Le Kremlin a publié vendredi la nouvelle version de la doctrine militaire de la Russie, approuvée par Vladimir Poutine, qui pointe l'Otan comme une menace fondamentale pour la sécurité du pays.

La doctrine s'inquiète ainsi du "renforcement des capacités offensives de l'Otan directement aux frontières russes, et des mesures prises pour déployer un système global de défense antimissile" en Europe orientale.

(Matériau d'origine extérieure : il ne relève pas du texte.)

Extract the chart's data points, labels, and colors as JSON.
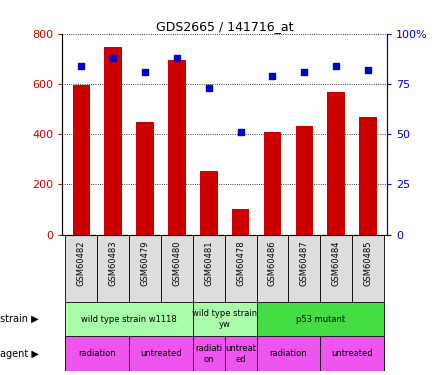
{
  "title": "GDS2665 / 141716_at",
  "samples": [
    "GSM60482",
    "GSM60483",
    "GSM60479",
    "GSM60480",
    "GSM60481",
    "GSM60478",
    "GSM60486",
    "GSM60487",
    "GSM60484",
    "GSM60485"
  ],
  "counts": [
    594,
    749,
    448,
    697,
    252,
    104,
    408,
    431,
    568,
    468
  ],
  "percentiles": [
    84,
    88,
    81,
    88,
    73,
    51,
    79,
    81,
    84,
    82
  ],
  "ylim_left": [
    0,
    800
  ],
  "ylim_right": [
    0,
    100
  ],
  "yticks_left": [
    0,
    200,
    400,
    600,
    800
  ],
  "yticks_right": [
    0,
    25,
    50,
    75,
    100
  ],
  "yticklabels_right": [
    "0",
    "25",
    "50",
    "75",
    "100%"
  ],
  "bar_color": "#cc0000",
  "dot_color": "#0000cc",
  "grid_color": "#000000",
  "strain_row": [
    {
      "label": "wild type strain w1118",
      "span": [
        0,
        4
      ],
      "color": "#aaffaa"
    },
    {
      "label": "wild type strain\nyw",
      "span": [
        4,
        6
      ],
      "color": "#aaffaa"
    },
    {
      "label": "p53 mutant",
      "span": [
        6,
        10
      ],
      "color": "#44dd44"
    }
  ],
  "agent_row": [
    {
      "label": "radiation",
      "span": [
        0,
        2
      ],
      "color": "#ee55ee"
    },
    {
      "label": "untreated",
      "span": [
        2,
        4
      ],
      "color": "#ee55ee"
    },
    {
      "label": "radiati\non",
      "span": [
        4,
        5
      ],
      "color": "#ee55ee"
    },
    {
      "label": "untreat\ned",
      "span": [
        5,
        6
      ],
      "color": "#ee55ee"
    },
    {
      "label": "radiation",
      "span": [
        6,
        8
      ],
      "color": "#ee55ee"
    },
    {
      "label": "untreated",
      "span": [
        8,
        10
      ],
      "color": "#ee55ee"
    }
  ],
  "tick_label_color_left": "#cc0000",
  "tick_label_color_right": "#0000cc",
  "label_bg_color": "#dddddd"
}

L'Ukraine a fait un pas vers l'Alliance atlantique mercredi en abandonnant son statut de pays non aligné, geste symbolique qui a provoqué la colère de Moscou et qui peut permettre à terme à Kiev de demander son adhésion à l'Otan.

Moscou a en outre dénoncé à plusieurs reprises la décision de l'Alliance de positionner des troupes dans plusieurs pays membres situés aux frontières russes, tels que les pays baltes ou la Pologne, ainsi que le projet américain de bouclier antimissile en Europe orientale.

Le caractère défensif de la doctrine militaire russe est toutefois conservé, mettant l'accent sur un engagement militaire de la Russie seulement à condition que toutes les solutions non-violentes soient épuisées.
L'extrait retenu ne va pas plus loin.